Palestinian groups have dismissed the change in Israel’s government, saying new Israeli Prime Minister Naftali Bennett is likely to pursue the same right-wing agenda as his predecessor, Benjamin Netanyahu.

Palestinian President Mahmoud Abbas’s office called the Israeli parliamentary vote on Sunday an “internal Israeli affair” while groups in the besieged enclave of Gaza pledged to keep up their fight for Palestinian rights. Gaza has been under an Israeli air, land and sea blockade since 2007.

The Palestinian Foreign Ministry, meanwhile, issued a statement saying it was “inaccurate” to call Bennett’s coalition government a “government of change” unless there was a significant shift in its position on the Palestinian right to self-determination and the establishment of an independent Palestinian state with East Jerusalem as its capital.

Bennett, who heads the ultra-nationalist Yamina party and describes himself as “more right-wing” than Netanyahu, has said that the creation of a Palestine state would be “national suicide” for Israel. He has also called for the annexation of most of the occupied West Bank.

The millionaire former high-tech entrepreneur faces a tough test maintaining an unwieldy coalition from the political right, left and centre. Analysts say Bennett’s government will likely avoid sweeping moves on hot-button issues such as policy towards the Palestinians and instead focus on domestic reforms.

Palestinians unmoved

“This is an internal Israeli affair,” said Nabil Abu Rudeineh, spokesman for Abbas. “Our position has always been clear, what we want is a Palestinian state on the 1967 borders with Jerusalem as its capital.”

In a statement, the Palestinian foreign ministry posed a host of questions to Bennett’s government. “What is the position of the new government regarding the Palestinian people’s right to self-determination and the establishment of their independent state with East Jerusalem as its capital?”

“What is its position of the settlement and annexation processes? What is its position on Jerusalem and respect for the historical and legal situation there? Its position on the signed agreements?
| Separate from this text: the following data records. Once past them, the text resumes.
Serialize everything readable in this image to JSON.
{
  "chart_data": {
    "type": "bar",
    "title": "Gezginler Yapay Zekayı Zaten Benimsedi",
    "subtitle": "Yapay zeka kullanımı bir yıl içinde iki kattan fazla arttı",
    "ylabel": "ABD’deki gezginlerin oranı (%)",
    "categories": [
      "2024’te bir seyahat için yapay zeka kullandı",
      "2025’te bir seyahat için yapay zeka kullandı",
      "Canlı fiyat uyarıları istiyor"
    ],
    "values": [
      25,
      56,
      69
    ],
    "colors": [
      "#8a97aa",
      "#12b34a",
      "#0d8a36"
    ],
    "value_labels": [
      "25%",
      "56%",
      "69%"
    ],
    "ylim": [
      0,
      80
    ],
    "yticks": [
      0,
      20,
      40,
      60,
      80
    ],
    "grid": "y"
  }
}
Its position on the resolutions of international legitimacy? Its position on the two-state solution and negotiations on the basis of the principle of land for peace?”

In Gaza, Palestinian groups vowed to keep resisting Israel.

“We aren’t counting on any change in the occupation governments, since they are united on the policy of killing Palestinians and confiscating Palestinian rights,” said Sami Abu Zuhri, a senior Hamas official.

And prior to the Israeli parliament vote, Fawzi Barhoum, a spokesman for Hamas said: “Regardless of the shape of the government in Israel, it will not alter the way we look at the Zionist entity. It is a settler occupier entity that must be resisted by all forms of resistance, foremost of which is armed resistance.”